The full color_only.shader file looks like this:

  [[FX]]

  [[VS]]
  #include "shaders/utilityLib/vertCommon.glsl"

  uniform mat4 viewProjMat;

  attribute vec3 vertPos;
  attribute vec4 color;

  varying vec4 outColor;

  void main() {
     outColor = color;
     gl_Position = viewProjMat * calcWorldPos(vec4(vertPos, 1.0));
  }

  [[FS]]

  varying vec4 outColor;

  void main() {
     gl_FragColor = outColor.rgba;
  }

iconTechnical note: in Stonehearth our shaders are written using a slightly older version of GLSL, which means we have some deprecated keywords like 'varying' and 'attribute'. They are still valid in compatibility contexts, more information on that can be found here.

For more information on GLSL you can dive into their docs here.

Testing shaders

You can enable this property in your user_settings.json to be able to test changes to shaders and cubemitter files without needing to restart the game:

  "enable_renderer_file_watcher" : true

It should be at the same level than your user_id, make sure to add commas where needed.
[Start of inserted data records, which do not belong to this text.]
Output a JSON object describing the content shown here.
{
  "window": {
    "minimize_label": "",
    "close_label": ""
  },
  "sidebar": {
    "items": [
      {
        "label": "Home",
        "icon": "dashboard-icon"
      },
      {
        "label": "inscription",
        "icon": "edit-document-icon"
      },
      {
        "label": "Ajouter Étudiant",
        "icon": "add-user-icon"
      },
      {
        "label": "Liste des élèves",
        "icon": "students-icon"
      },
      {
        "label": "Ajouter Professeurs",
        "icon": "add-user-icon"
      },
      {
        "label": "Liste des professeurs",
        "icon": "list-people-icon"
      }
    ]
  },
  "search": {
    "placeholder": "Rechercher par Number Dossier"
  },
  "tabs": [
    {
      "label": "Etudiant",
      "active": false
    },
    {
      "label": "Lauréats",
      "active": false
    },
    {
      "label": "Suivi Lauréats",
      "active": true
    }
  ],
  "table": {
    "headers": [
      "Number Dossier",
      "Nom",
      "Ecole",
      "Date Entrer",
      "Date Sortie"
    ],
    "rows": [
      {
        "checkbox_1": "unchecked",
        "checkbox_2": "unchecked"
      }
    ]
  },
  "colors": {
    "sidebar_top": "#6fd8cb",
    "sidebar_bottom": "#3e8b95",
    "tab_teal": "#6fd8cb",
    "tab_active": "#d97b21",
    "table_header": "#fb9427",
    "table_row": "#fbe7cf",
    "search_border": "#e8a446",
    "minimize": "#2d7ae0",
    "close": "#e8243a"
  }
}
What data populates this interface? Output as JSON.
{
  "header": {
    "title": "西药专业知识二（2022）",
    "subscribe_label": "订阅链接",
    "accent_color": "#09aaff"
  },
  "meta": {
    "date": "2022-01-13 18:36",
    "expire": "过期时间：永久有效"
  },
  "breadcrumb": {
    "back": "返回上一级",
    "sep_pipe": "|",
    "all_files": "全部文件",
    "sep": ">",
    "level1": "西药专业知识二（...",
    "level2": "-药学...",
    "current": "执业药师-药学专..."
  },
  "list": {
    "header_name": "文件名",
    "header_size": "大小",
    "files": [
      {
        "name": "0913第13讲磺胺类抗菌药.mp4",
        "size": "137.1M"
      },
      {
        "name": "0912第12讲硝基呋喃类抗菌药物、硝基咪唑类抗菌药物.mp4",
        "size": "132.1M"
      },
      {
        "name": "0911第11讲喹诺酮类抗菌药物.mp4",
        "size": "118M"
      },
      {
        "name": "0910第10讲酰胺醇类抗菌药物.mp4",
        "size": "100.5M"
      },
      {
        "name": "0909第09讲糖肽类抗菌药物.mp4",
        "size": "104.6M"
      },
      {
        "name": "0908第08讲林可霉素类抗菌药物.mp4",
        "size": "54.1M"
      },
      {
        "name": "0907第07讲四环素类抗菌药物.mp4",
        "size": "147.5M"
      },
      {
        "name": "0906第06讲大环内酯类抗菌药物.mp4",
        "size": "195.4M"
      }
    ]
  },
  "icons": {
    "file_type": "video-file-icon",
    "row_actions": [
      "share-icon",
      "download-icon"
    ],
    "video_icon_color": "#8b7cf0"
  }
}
icon This option might not always work as expected. You may need to reload the game for the changes to take effect in some cases. Beware of crashes due to wrong filepaths or invalid values in your rendering-related files.

Making new render materials and shaders is pretty complex, but if you're feeling adventurous, feel free to copy the existing shaders and tinker with them. Players might have older graphic cards which don't support some of the properties so be careful when creating shaders.

iconFor reference, Stonehearth uses OpenGL 4.1 for the high quality renderer, but the low quality renderer works with older drivers, so you should use old style GLSL. You can specify the version of the program to compile at the top of the shader with the #version pragma. See this page for a reference. However, note that if you use syntax and functions that are exclusive from recent versions like the 4.1, your shaders might break when compiled by older GPU drivers because they don't support those functions.

icon Sometimes a shader will cause visual glitches that can be avoided if you split the affected voxels to a separate matrix or layer in the QB model (for models that have materials applied only to some of their colors).

render_materials_layers

icon In the current version of the game, it is a known issue that entities that have render materials won't show an outline when trying to select them. The parts of the model that have the custom render material will show an incorrect selection color.